И правда неловко: как это я ее одну оставила? Знаю ведь, что переживает. Вот-вот пойдет скорый, ей надо своих пересчитать и убедиться, что целы все и не на путях. Закроет нас с Саней и прочую детвору пятого вагона в этом самом вагоне, положит лестницу поперек широкой двери, чтоб не вывалились детишки, и начнет высматривать отца. За Короля она еще сильнее боится, я знаю. Потому что все говорят: проклятые Вдовой долго не живут, а шрам на папиной руке широк и темен…
Добежав до начала вагона, я быстро спустилась с крыши и юркнула в дом. Помогла маме поднять нашу лестницу-сходни, положить поперек, превращая в загородку. Вот мы и готовы к отправлению поезда. Саня тотчас просунул ноги между перекладинами лестницы и уселся на полу, глядя из вагона на лес и край насыпи. Мама встала рядом, еще раз глазами пересчитала нас, ребятню, – все семь душ пятого вагона здесь, целы. И гость вагона, Олег, тоже вот он.

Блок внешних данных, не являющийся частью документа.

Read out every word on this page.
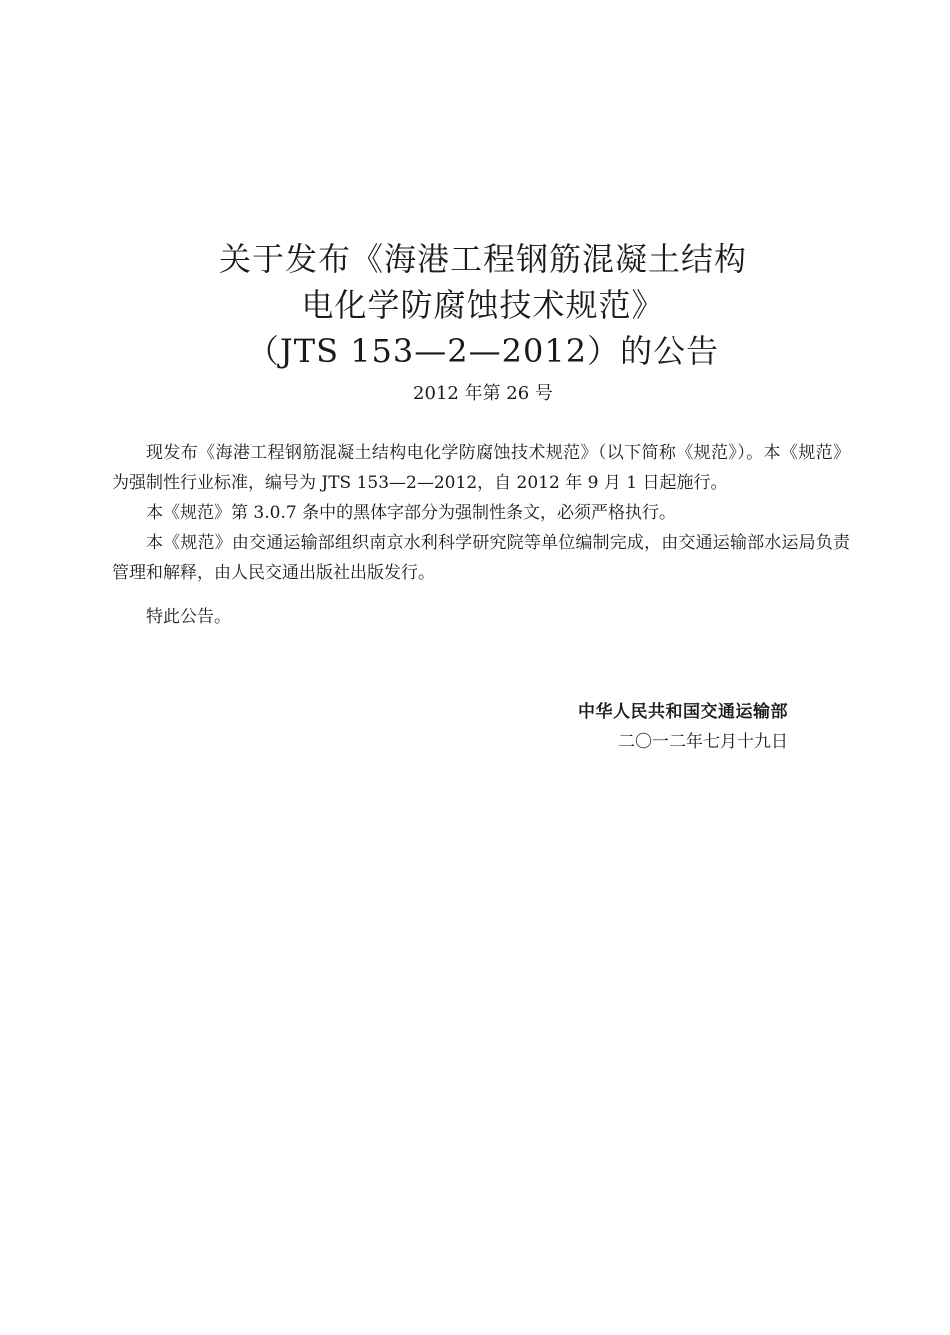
关于发布《海港工程钢筋混凝土结构
电化学防腐蚀技术规范》
（JTS 153—2—2012）的公告
2012 年第 26 号

现发布《海港工程钢筋混凝土结构电化学防腐蚀技术规范》（以下简称《规范》）。本《规范》为强制性行业标准，编号为 JTS 153—2—2012，自 2012 年 9 月 1 日起施行。

本《规范》第 3.0.7 条中的黑体字部分为强制性条文，必须严格执行。

本《规范》由交通运输部组织南京水利科学研究院等单位编制完成，由交通运输部水运局负责管理和解释，由人民交通出版社出版发行。

特此公告。

中华人民共和国交通运输部
二〇一二年七月十九日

– Да где же мой Колька? – предсказуемо расстроилась мама. – Три плети рельсов меняли и времени нам дали всего-то ничего, а ну как не успеваем! Ну что мы, единственный ремпоезд? Почему моему Кольке достается хуже всех? Вон восьмой ремсостав только и чинит глухие боковые ветки. Там если один поезд в неделю пройдет – уже много. А у нас строгое расписание, сетевой график маршрутный. Семенович-то еще утром сказал: подушку подмыло, отсыпка требуется. Трамбовка, подбивка…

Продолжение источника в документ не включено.